Five questions the FCC Senate oversight committee should ask Chairman Carr on Wednesday
- December 16, 2025
On Wednesday, December 17, the Senate Committee on Commerce, Science, and Transportation will hold an oversight hearing on the Federal Communications Commission (FCC), where Brendan Carr will testify for the first time as Chairman of the FCC.
Since his designation as chairman in January, Carr has publicly threatened broadcasters numerous times in an effort to manipulate media coverage. He has called on ABC and NBC to remove late-night show hosts Jimmy Kimmel and Seth Meyers, investigated NPR and PBS over specious allegations that their advertisements violated federal law, and accused CBS News of news distortion following a 60 Minutes interview with then-presidential candidate Kamala Harris.
One of Carr’s favorite justifications for his threats is the FCC’s little-known News Distortion Policy, which gives the FCC broad power to investigate and punish broadcasters for allegedly “distorting” the news, and has become a cudgel to chill speech and undermine First Amendment protections.
Senators at the committee oversight hearing should require Chairman Carr to answer for his actions. Below are five questions they should ask.
- Will Chairman Carr commit to vote on repealing the News Distortion Policy within the next six months? In November, a bipartisan coalition of seven former FCC chairs and commissioners–including both chairs appointed by President Reagan, Mark Fowler and Dennis Patrick–filed a formal petition calling on the FCC to rescind its News Distortion Policy. Chairman Carr refused, tweeting “How about no.” This petition has been submitted to the full commission, and Chairman Carr has previously committed to reducing needless delays in FCC proceedings. The Senate oversight committee should demand that Carr uphold this commitment and bring the petition to a vote.

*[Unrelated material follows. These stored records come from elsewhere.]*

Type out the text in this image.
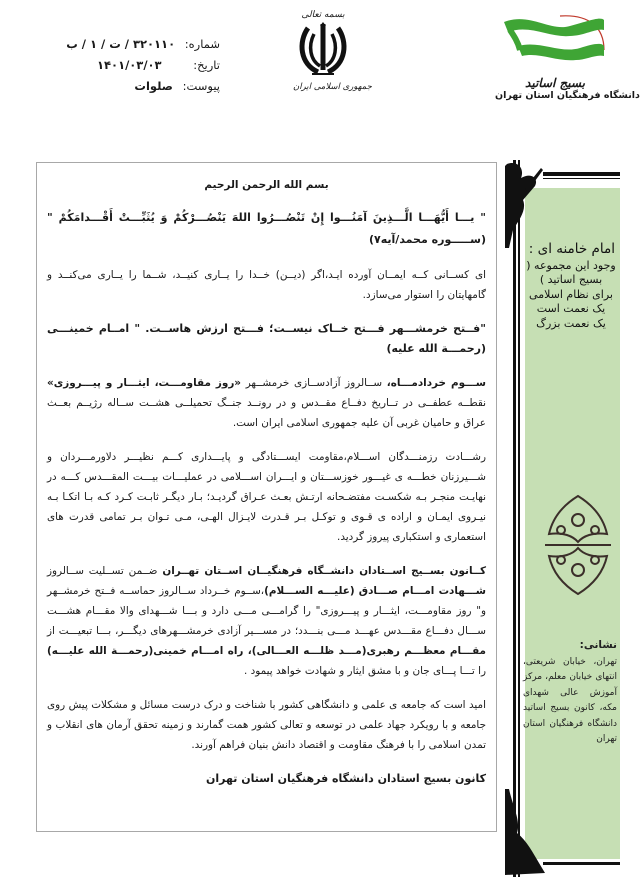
شماره: ۳۲۰۱۱۰ / ت / ۱ / ب
تاریخ: ۱۴۰۱/۰۳/۰۳
پیوست: صلوات
بسمه تعالی
جمهوری اسلامی ایران	بسیج اساتید
دانشگاه فرهنگیان استان تهران

بسم الله الرحمن الرحیم

" یـــا أَیُّهَـــا الَّـــذِینَ آمَنُـــوا إِنْ تَنْصُـــرُوا اللهَ یَنْصُـــرْکُمْ وَ یُثَبِّـــتْ أَقْـــدامَکُمْ "(ســـــوره محمد/آیه۷)

ای کســانی کــه ایمــان آورده ایـد،اگر (دیــن) خــدا را یــاری کنیــد، شــما را یــاری می‌کنــد و گامهایتان را استوار می‌سازد.

"فــتح خرمشـــهر فـــتح خــاک نیســت؛ فـــتح ارزش هاســت. " امــام خمینـــی (رحمـــة الله علیه)

ســـوم خردادمـــاه، ســالروز آزادســازی خرمشــهر «روز مقاومـــت، ایثـــار و پیـــروزی» نقطــه عطفــی در تــاریخ دفــاع مقــدس و در رونــد جنــگ تحمیلــی هشــت ســاله رژیــم بعــث عراق و حامیان غربی آن علیه جمهوری اسلامی ایران است.

رشـــادت رزمنـــدگان اســـلام،مقاومت ایســـتادگی و پایـــداری کـــم نظیـــر دلاورمـــردان و شـــیرزنان خطـــه ی غیـــور خوزســـتان و ایـــران اســـلامی در عملیـــات بیـــت المقـــدس کـــه در نهایـت منجـر بـه شکسـت مفتضـحانه ارتـش بعـث عـراق گردیـد؛ بـار دیگـر ثابـت کـرد کـه بـا اتکـا بـه نیـروی ایمـان و اراده ی قـوی و توکـل بـر قـدرت لایـزال الهـی، مـی تـوان بـر تمامی قدرت های استعماری و استکباری پیروز گردید.

کــانون بســیج اســتادان دانشــگاه فرهنگیــان اســتان تهــران ضــمن تســلیت ســالروز شـــهادت امـــام صـــادق (علیـــه الســـلام)،ســوم خــرداد ســالروز حماســه فــتح خرمشــهر و" روز مقاومـــت، ایثـــار و پیـــروزی" را گرامـــی مـــی دارد و بـــا شـــهدای والا مقـــام هشـــت ســـال دفـــاع مقـــدس عهـــد مـــی بنـــدد؛ در مســـیر آزادی خرمشـــهرهای دیگـــر، بـــا تبعیـــت از مقـــام معظـــم رهبری(مـــد ظلـــه العـــالی)، راه امـــام خمینی(رحمـــة الله علیـــه) را تـــا پـــای جان و با مشق ایثار و شهادت خواهد پیمود .

امید است که جامعه ی علمی و دانشگاهی کشور با شناخت و درک درست مسائل و مشکلات پیش روی جامعه و با رویکرد جهاد علمی در توسعه و تعالی کشور همت گمارند و زمینه تحقق آرمان های انقلاب و تمدن اسلامی را با فرهنگ مقاومت و اقتصاد دانش بنیان فراهم آورند.

کانون بسیج استادان دانشگاه فرهنگیان استان تهران

امام خامنه ای :
وجود این مجموعه (
بسیج اساتید )
برای نظام اسلامی
یک نعمت است
یک نعمت بزرگ
نشانی:
تهران، خیابان شریعتی، انتهای خیابان معلم، مرکز آموزش عالی شهدای مکه، کانون بسیج اساتید دانشگاه فرهنگیان استان تهران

- Would Chairman Carr support a bipartisan effort by Congress to repeal the News Distortion Policy? The Wall Street Journal editorial board wrote that if Chairman Carr will not repeal the News Distortion Policy, “then maybe a free-speech caucus of Republicans and Democrats in Congress will.” With such strong bipartisan criticism, it begs the question: Why is Carr so at odds with the Conservative view of free speech? If the Chairman refuses to take action, legislative action may be necessary to protect the First Amendment and limit the FCC’s ability to censor and threaten media outlets.
- Has the FCC under Chairman Carr opened or re-opened any investigation into a broadcast station because of a disagreement with its news coverage? Carr recently reopened the docket regarding CBS’s editing of its interview with Kamala Harris, also the subject of a lawsuit brought by President Trump. In March, a bipartisan group of former commissioners warned in a formal comment that failure to close the docket “would suggest that the Commission has been transformed into a tool of White House-driven speech suppression.” The American public deserves to know why Chairman Carr re-opened this investigation.
- Does the FCC have the authority to monitor media, issue penalties, and suspend operations of outlets that it deems present “unbalanced” content? The Supreme Court recently held in Moody v. NetChoice, LLC that “it is no job for government to decide what counts as the right balance of private expression—to ‘un-bias’ what it thinks biased, rather than to leave such judgments to speakers and their audiences.”
- What differentiates the actions of the FCC under Chairman Carr’s leadership from those of authoritarian media regulators that coerce private media to support the government’s preferred narrative? With Carr’s recent actions, the committee must consider whether the FCC under his leadership acts as an authoritarian media regulator, much like Hungarian dictator Viktor Orban’s National Media and Infocommunications Authority.